America Again: Re-Becoming the Greatness We Never Weren't by Stephen Colbert
I love me some good satire, that is for sure. Stephen Colbert (of the Colbert Report on Comedy Central), TV's resident king of satire, is at it again in his second book that focuses on social issues and political banter. Colbert's witty, twisted sense of humor cuts deep to the heart of so many controversial and divisive issues in our American culture and I have found it to be therapeutic. No matter if you watch Colbert's show every night or have never heard of him in your life you would do good to give this book a shot. One thing I will guarantee, you will laugh.
Stuff Christians Like by Jonathan Acuff
This book really helped me learn to laugh at myself.
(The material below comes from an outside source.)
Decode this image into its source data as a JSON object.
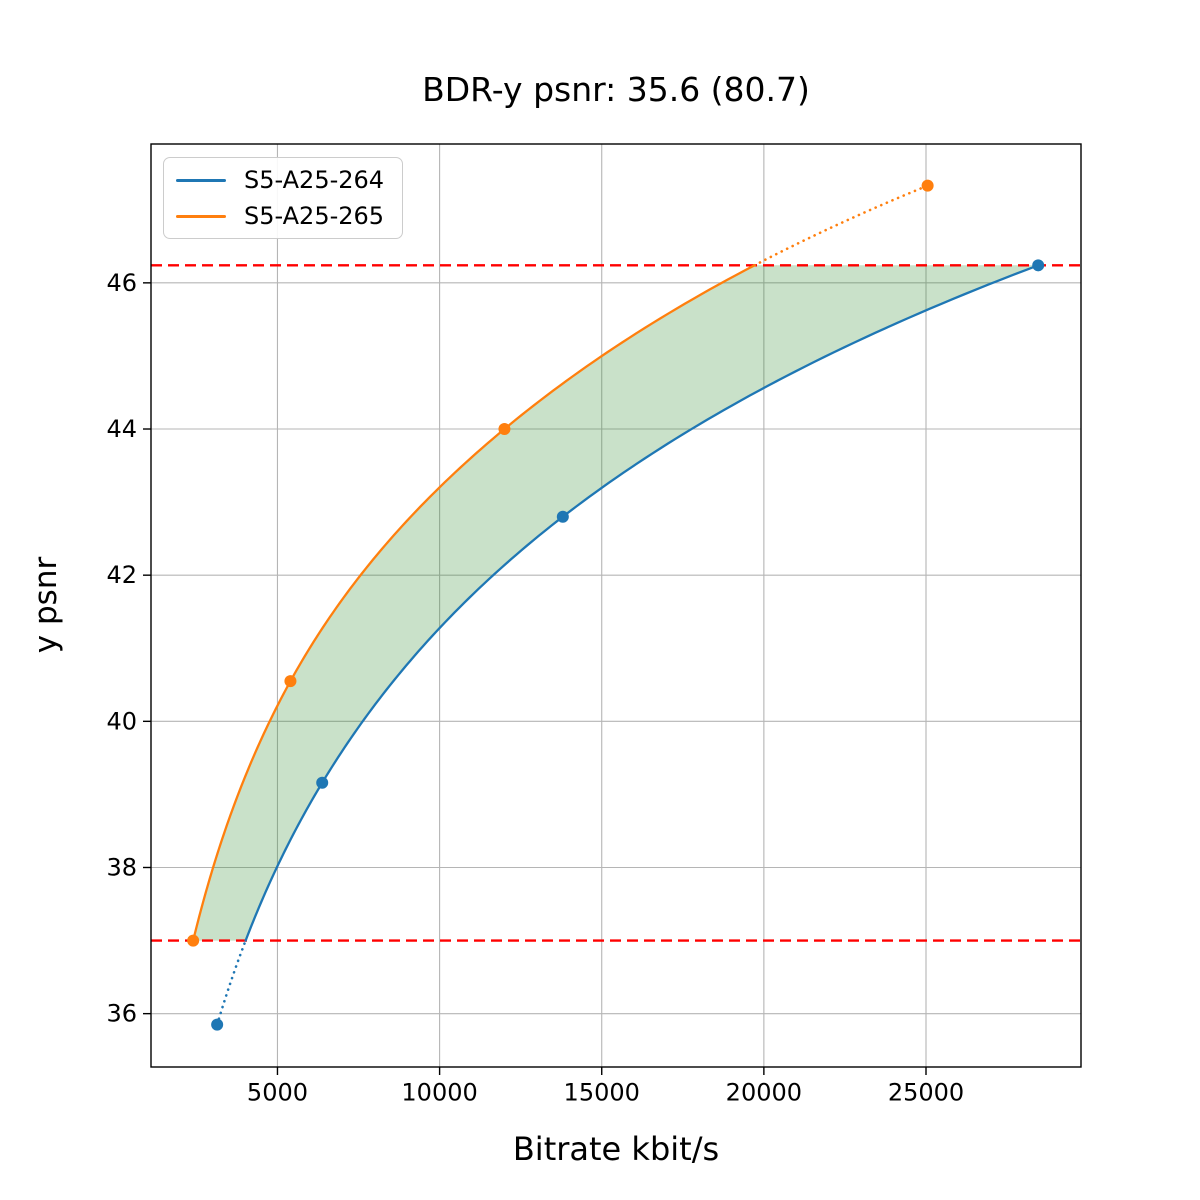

Christians (like myself) sometimes take themselves way too seriously and need to learn to simply lighten up and learn to live with more true joy in their hearts. Acuff puts an amazingly brilliant spin on so many things in Church culture like prayer circles, mega churches, and the vital role of swearing. In the middle of the laughs and chuckles this book will provide you will also be able to see some pretty unstated truths. The first of them is Acuff's premise .... God loves us and He made us to laugh!
Heaven and Hell: My Life in the Eagles (1974-2001) by Don Felder
Ever since I was a little kid riding around with my dad in his 1995 beat up Geo Metro the Eagles have been a huge part of my life. They are literally the first band I remember when I look back on my life. My father taught me to appreciate their impact on modern music and Don Felder was a crucial component in that appreciation. This book gives a great, insightful look into one of the most influential music group of the 20th century. It's a winner through and through.
Suicide Squad Vol 1. - Kicked in the Teeth by Adam Glass
Comics are my weakness when it comes to literature. For a comic to really stand out to me at this point ithas to be the perfect mix of imaginative art, deep storytelling, and above all fun! Suicide Squad does exactly that in the first volume of the DC New 52 reboot. If you're new to comics or a salty veteran get this book and be prepared to enjoy every second.